In a spherical-curved universe, if the "central" attractive force moved closer to one side of the bubble, the distance to the surface would be less than indicated by the local curvature. The mass of the universe would "collapse" toward the point where the bubble was nearest to the attractive force. If the universe was flat, and the attractive force was at an infinite distance, it would be stable, not expanding and not contracting. If the radius was longer than warranted by the curvature, necessarily a saddle shaped surface, the mass of the universe should expand (and the bubble itself might expand).
At this point, I get a bit confused, and I'm not even sure I know why. It seems there must be a separate attractive force at right angles to the (relaxed) surface, at each dimensional level. I'm used to having only one force that attracts all matter without respect to polarity or orientation. Maybe an analogy would be a fine rubber band suspended in the surface of a bubble, with less surface tension inside than outside, to keep the rubber band "inflated". This would be a 1D surface with circular 2D curvature, contained on a 2D surface with spherical 3D curvature, compared to a 3D surface on a 4D surface, on a 5D surface. (Are there infinite dimensions?)
Maybe part of the mystery is the "gas" that keeps the universe "inflated". Is it maybe light-pressure between the stars, or forth-dimensional centrifugal force, or different surface tensions? For that matter, what's the attractive force now?

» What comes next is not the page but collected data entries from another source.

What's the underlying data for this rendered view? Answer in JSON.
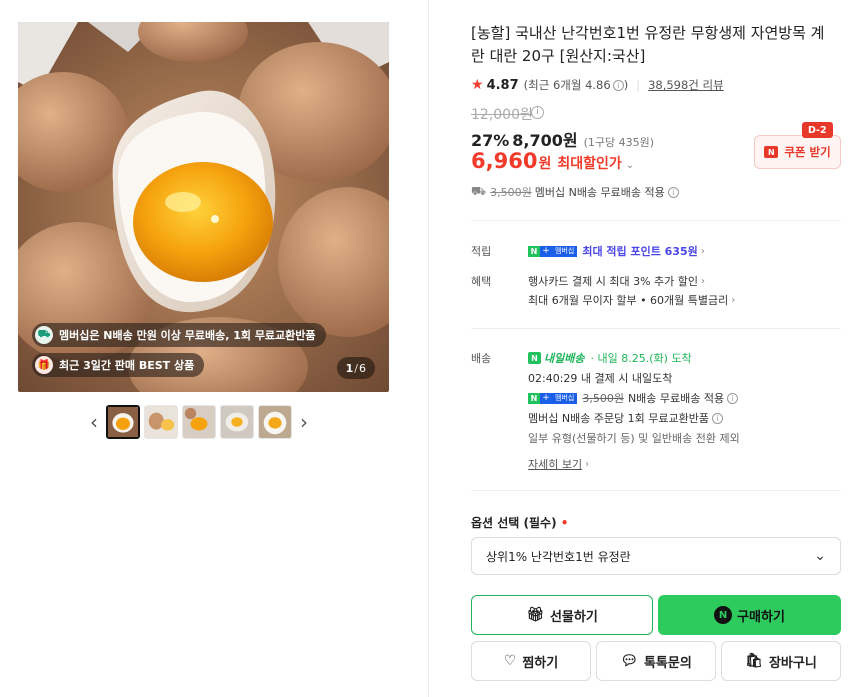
{
  "gallery": {
    "badges": [
      {
        "icon": "delivery-truck-icon",
        "text": "멤버십은 N배송 만원 이상 무료배송, 1회 무료교환반품"
      },
      {
        "icon": "gift-icon",
        "text": "최근 3일간 판매 BEST 상품"
      }
    ],
    "counter_current": "1",
    "counter_sep": "/",
    "counter_total": "6",
    "thumbnails": 5,
    "prev_icon": "chevron-left-icon",
    "next_icon": "chevron-right-icon"
  },
  "product": {
    "title": "[농할] 국내산 난각번호1번 유정란 무항생제 자연방목 계란 대란 20구 [원산지:국산]",
    "rating": "4.87",
    "rating_recent": "(최근 6개월 4.86",
    "rating_recent_close": ")",
    "reviews": "38,598건 리뷰",
    "original_price": "12,000원",
    "discount_pct": "27%",
    "sale_price": "8,700원",
    "unit_price": "(1구당 435원)",
    "max_price": "6,960",
    "max_won": "원",
    "max_label": "최대할인가",
    "coupon_label": "쿠폰 받기",
    "coupon_dday": "D-2",
    "shipping_strike": "3,500원",
    "shipping_text": "멤버십 N배송 무료배송 적용"
  },
  "benefits": {
    "points_label": "적립",
    "points_text": "최대 적립 포인트 635원",
    "perks_label": "혜택",
    "perk1": "행사카드 결제 시 최대 3% 추가 할인",
    "perk2": "최대 6개월 무이자 할부 • 60개월 특별금리"
  },
  "delivery": {
    "label": "배송",
    "tomorrow": "내일배송",
    "arrival": "· 내일 8.25.(화) 도착",
    "cutoff": "02:40:29 내 결제 시 내일도착",
    "ship_strike": "3,500원",
    "ship_free": "N배송 무료배송 적용",
    "returns": "멤버십 N배송 주문당 1회 무료교환반품",
    "exception": "일부 유형(선물하기 등) 및 일반배송 전환 제외",
    "more": "자세히 보기"
  },
  "options": {
    "label": "옵션 선택 (필수)",
    "required_mark": "•",
    "selected": "상위1% 난각번호1번 유정란"
  },
  "actions": {
    "gift": "선물하기",
    "buy": "구매하기",
    "like": "찜하기",
    "talk": "톡톡문의",
    "cart": "장바구니"
  },
  "colors": {
    "accent_red": "#f03a2a",
    "naver_green": "#2dcb5e",
    "benefit_blue": "#4a46e8"
  }
}
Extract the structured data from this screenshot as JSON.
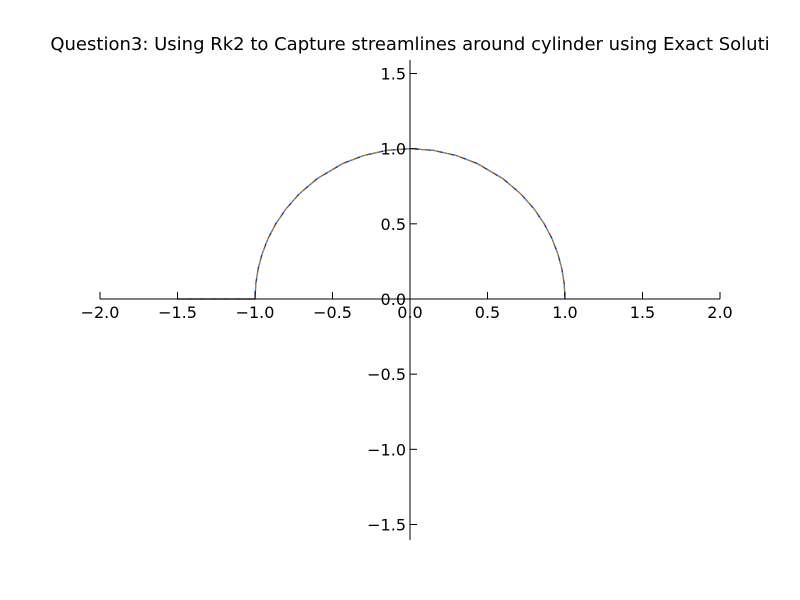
{
  "chart_data": {
    "type": "line",
    "title": "Question3: Using Rk2 to Capture streamlines around cylinder using Exact Soluti",
    "xlabel": "",
    "ylabel": "",
    "xlim": [
      -2.0,
      2.0
    ],
    "ylim": [
      -1.55,
      1.55
    ],
    "x_ticks": [
      -2.0,
      -1.5,
      -1.0,
      -0.5,
      0.0,
      0.5,
      1.0,
      1.5,
      2.0
    ],
    "x_tick_labels": [
      "−2.0",
      "−1.5",
      "−1.0",
      "−0.5",
      "0.0",
      "0.5",
      "1.0",
      "1.5",
      "2.0"
    ],
    "y_ticks": [
      -1.5,
      -1.0,
      -0.5,
      0.0,
      0.5,
      1.0,
      1.5
    ],
    "y_tick_labels": [
      "−1.5",
      "−1.0",
      "−0.5",
      "0.0",
      "0.5",
      "1.0",
      "1.5"
    ],
    "spines": "centered at origin",
    "grid": false,
    "series": [
      {
        "color": "#000000",
        "points": [
          [
            -1.5,
            0.0
          ],
          [
            -1.0,
            0.0
          ],
          [
            -0.995,
            0.1
          ],
          [
            -0.98,
            0.2
          ],
          [
            -0.954,
            0.3
          ],
          [
            -0.917,
            0.4
          ],
          [
            -0.866,
            0.5
          ],
          [
            -0.8,
            0.6
          ],
          [
            -0.714,
            0.7
          ],
          [
            -0.6,
            0.8
          ],
          [
            -0.436,
            0.9
          ],
          [
            -0.3,
            0.954
          ],
          [
            -0.15,
            0.989
          ],
          [
            0.0,
            1.0
          ],
          [
            0.15,
            0.989
          ],
          [
            0.3,
            0.954
          ],
          [
            0.436,
            0.9
          ],
          [
            0.6,
            0.8
          ],
          [
            0.714,
            0.7
          ],
          [
            0.8,
            0.6
          ],
          [
            0.866,
            0.5
          ],
          [
            0.917,
            0.4
          ],
          [
            0.954,
            0.3
          ],
          [
            0.98,
            0.2
          ],
          [
            0.995,
            0.1
          ],
          [
            1.0,
            0.0
          ]
        ]
      }
    ],
    "overlay_dash_colors": [
      "#1f1fd6",
      "#d62728",
      "#2ca02c",
      "#ff7f0e",
      "#9467bd",
      "#17becf"
    ]
  }
}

How far could one go in making a reasonable model, using a large magnet, a sheet of elastic rubber on a round frame, and "soft" iron balls as "celestial masses"? Suppose the magnetic force was applied by many little magnets, spread over a wider area, to represent a force at infinite distance. Suppose the area below the sheet was enclosed and one could vary the air pressure, changing the curvature of the "universe". How about one major stretched funnel, the bottom of which is anchored in place? How would this affect orbits? With strong enough magnets, it would be more a novelty to have the whole assembly up-side-down. (On rubber film, the gyroscopic effect of rolling balls would somewhat distort orbits, as would friction of particles in a real-life fluid.)